Wir treffen uns in der Mitte. Sie aus Mainz, ich aus Frankfurt. Golf-Club Main-Taunus, Wiesbaden-Delkenheim. Sie, eine Ikone des Sports, ich, bei ihrem Leistungszenit ein kleiner Junge, der Olympische Spiele mit großen Augen am Fernsehbildschirm verfolgte. Vor allem die Leichtathletik. Sie war 1968 Olympiasiegerin im Fünfkampf in Mexiko und 1972 mit der 4x100-Meter-Staffel in München. In Weltrekord-Zeit. Dazu zweifache Europameisterin 1971, unter anderem. Im Weitsprung mit 6,76 Metern. Da wäre sie auch heute noch gut dabei. Ingrid Mickler-Becker, 1968 und 1971 Deutschlands Sportlerin des Jahres.
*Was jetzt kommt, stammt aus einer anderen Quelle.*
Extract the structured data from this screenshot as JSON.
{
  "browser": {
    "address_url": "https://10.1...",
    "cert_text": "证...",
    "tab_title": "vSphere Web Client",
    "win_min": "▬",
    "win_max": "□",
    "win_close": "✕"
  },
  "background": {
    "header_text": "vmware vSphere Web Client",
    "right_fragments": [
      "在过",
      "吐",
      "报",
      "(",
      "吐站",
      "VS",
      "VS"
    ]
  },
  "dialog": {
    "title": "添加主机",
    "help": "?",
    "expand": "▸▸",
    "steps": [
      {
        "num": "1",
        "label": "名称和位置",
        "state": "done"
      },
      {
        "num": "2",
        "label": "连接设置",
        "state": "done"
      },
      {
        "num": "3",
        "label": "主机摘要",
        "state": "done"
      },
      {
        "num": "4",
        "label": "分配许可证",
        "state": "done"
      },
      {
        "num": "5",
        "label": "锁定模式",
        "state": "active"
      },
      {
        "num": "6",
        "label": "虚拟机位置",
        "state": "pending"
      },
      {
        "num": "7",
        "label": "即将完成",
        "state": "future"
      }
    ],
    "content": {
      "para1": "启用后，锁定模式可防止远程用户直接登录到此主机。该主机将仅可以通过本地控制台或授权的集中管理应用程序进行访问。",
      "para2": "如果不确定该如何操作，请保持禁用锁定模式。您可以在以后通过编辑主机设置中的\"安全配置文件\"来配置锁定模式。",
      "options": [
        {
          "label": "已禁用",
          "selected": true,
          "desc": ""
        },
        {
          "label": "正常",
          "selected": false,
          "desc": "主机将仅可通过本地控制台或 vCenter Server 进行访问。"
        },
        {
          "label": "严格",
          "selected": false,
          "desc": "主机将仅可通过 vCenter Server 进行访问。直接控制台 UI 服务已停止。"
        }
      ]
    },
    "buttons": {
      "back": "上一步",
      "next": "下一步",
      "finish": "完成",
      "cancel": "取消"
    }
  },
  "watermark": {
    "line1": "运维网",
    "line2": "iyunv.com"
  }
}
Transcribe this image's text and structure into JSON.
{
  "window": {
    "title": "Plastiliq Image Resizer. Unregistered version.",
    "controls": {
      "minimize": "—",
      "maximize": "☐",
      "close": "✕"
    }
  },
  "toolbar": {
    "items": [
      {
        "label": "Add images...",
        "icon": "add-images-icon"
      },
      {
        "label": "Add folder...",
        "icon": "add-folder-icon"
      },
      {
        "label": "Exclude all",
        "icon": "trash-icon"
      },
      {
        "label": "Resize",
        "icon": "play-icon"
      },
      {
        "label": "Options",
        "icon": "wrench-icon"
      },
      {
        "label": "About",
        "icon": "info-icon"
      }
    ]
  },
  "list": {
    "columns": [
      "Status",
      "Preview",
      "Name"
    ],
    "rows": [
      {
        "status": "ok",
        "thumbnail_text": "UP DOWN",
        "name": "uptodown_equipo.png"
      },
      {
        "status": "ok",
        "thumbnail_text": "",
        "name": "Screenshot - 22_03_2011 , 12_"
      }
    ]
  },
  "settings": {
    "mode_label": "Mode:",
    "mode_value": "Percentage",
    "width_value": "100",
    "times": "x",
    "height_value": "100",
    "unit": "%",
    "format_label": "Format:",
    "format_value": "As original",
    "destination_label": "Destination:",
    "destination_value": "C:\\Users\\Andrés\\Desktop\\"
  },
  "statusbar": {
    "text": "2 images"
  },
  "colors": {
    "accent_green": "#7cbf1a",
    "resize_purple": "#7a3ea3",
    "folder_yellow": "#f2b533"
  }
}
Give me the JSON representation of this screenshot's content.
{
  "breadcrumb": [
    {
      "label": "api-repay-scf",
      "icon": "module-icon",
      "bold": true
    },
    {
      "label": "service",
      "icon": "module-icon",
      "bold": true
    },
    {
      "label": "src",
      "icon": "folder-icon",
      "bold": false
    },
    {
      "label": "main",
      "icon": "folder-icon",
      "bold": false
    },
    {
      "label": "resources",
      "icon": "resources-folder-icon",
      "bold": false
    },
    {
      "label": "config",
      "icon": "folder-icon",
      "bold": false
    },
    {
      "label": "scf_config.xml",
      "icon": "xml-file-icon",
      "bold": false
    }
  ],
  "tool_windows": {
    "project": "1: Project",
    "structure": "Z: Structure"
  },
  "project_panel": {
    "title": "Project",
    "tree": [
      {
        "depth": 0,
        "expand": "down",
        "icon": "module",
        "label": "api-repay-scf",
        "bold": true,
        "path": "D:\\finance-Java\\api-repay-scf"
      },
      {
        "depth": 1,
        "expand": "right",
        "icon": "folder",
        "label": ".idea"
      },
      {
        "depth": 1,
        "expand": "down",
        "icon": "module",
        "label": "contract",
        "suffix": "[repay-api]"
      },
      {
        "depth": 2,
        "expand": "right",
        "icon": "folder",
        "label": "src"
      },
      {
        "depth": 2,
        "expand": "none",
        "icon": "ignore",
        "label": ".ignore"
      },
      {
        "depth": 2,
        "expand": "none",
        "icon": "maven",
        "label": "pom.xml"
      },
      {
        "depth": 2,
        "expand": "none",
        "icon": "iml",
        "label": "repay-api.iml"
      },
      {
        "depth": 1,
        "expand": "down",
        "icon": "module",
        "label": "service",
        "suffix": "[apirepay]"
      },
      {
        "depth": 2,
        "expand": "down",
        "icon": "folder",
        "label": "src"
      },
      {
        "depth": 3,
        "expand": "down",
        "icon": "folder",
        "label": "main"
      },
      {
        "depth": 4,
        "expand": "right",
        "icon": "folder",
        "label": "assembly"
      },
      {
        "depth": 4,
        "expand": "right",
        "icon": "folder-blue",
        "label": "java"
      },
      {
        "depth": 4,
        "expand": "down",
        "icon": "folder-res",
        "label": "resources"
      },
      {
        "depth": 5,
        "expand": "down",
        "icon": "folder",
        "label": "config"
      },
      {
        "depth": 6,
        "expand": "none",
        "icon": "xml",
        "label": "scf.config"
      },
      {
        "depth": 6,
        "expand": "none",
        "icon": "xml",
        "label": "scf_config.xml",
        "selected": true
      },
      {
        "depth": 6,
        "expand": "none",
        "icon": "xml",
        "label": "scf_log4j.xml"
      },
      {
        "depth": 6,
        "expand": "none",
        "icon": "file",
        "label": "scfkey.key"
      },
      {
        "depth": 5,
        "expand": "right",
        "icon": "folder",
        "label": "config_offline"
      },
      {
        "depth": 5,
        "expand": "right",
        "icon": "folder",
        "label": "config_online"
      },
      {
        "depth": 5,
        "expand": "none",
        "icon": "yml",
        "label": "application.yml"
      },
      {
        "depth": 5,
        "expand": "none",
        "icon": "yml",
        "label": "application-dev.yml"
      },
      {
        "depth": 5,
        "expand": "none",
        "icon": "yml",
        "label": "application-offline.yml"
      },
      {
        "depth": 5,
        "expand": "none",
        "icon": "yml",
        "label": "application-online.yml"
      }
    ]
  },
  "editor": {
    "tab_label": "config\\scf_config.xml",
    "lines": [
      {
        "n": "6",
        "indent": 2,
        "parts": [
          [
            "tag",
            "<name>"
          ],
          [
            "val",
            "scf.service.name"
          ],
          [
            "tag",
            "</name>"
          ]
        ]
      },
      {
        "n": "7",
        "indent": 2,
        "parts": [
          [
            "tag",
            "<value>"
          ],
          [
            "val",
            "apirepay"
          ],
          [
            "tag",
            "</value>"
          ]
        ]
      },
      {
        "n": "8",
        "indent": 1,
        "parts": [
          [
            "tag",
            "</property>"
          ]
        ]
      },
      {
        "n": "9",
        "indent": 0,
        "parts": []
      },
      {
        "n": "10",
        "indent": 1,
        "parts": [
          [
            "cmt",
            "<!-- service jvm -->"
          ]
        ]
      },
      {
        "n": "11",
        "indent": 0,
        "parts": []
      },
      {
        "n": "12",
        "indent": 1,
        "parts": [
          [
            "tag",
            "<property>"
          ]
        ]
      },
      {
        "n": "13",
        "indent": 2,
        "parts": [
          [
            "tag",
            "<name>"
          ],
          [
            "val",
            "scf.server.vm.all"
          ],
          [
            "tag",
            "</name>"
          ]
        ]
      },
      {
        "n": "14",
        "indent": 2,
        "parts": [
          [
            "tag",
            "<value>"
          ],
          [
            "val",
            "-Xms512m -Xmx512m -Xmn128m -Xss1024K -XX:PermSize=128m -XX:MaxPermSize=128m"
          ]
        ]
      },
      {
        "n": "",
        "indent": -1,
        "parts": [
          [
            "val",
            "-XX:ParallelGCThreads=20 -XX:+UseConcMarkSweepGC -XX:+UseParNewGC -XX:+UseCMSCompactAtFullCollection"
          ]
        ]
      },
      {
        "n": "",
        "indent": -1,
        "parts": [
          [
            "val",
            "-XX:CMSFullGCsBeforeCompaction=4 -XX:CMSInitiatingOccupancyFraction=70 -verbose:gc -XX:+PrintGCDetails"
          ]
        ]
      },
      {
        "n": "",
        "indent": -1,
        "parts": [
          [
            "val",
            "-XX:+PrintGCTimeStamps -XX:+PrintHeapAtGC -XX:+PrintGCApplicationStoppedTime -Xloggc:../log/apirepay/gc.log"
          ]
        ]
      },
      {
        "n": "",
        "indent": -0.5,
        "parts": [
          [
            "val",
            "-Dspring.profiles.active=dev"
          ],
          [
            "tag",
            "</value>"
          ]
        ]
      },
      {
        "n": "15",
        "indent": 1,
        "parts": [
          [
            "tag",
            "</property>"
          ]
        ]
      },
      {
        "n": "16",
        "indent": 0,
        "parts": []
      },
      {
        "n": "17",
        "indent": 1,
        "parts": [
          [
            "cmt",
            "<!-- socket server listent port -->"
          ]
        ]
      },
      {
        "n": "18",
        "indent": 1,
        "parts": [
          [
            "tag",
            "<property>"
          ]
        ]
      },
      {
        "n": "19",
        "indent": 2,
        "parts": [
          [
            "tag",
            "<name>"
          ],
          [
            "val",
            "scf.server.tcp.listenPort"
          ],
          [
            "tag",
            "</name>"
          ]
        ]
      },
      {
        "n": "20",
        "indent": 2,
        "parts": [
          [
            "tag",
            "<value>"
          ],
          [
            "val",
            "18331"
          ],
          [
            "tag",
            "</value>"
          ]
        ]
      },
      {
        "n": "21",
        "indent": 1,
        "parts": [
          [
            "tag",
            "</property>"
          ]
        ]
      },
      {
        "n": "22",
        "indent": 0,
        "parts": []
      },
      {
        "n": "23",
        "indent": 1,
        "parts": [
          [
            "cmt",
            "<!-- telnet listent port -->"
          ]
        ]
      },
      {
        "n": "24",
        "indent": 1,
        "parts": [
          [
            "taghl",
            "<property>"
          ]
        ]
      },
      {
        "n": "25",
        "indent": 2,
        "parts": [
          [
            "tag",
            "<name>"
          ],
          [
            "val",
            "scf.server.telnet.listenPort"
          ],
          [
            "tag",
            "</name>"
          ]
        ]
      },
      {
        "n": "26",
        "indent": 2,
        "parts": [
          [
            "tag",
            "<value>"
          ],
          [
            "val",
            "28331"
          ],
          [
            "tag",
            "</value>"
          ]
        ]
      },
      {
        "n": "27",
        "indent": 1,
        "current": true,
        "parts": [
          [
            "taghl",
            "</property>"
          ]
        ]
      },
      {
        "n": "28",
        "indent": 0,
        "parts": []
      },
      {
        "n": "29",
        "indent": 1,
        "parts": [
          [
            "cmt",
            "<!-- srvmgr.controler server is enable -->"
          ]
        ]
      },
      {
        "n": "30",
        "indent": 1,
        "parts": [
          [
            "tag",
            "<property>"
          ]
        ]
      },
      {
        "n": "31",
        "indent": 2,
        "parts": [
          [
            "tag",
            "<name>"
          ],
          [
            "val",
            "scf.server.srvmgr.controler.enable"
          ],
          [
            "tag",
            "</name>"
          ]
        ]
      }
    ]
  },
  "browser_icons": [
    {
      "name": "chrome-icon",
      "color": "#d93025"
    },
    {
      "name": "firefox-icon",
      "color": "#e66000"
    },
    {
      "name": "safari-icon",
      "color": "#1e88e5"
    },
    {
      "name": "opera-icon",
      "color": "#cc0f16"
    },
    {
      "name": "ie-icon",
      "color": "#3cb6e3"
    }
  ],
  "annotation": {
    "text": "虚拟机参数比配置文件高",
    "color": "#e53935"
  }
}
Eine Ikone, Mitglied der Hall of Fame des deutschen Sports.
Noch immer eine beeindruckende Erscheinung
Ganz sicher hat auch sie zu meiner Begeisterung beigetragen, die mich nun in Paris meine neunten Olympischen Sommerspiele als Leichtathletik-Reporter erleben lassen. Ingrid Mickler-Becker sind ihre 82 Jahre nicht anzusehen. 1,78 Meter groß und schlank, noch immer eine beeindruckende Erscheinung. Ich traf sie kürzlich bei einem Turnier im Frankfurter Golf Club. Ein gemeinsames Spiel ist schnell ausgemacht.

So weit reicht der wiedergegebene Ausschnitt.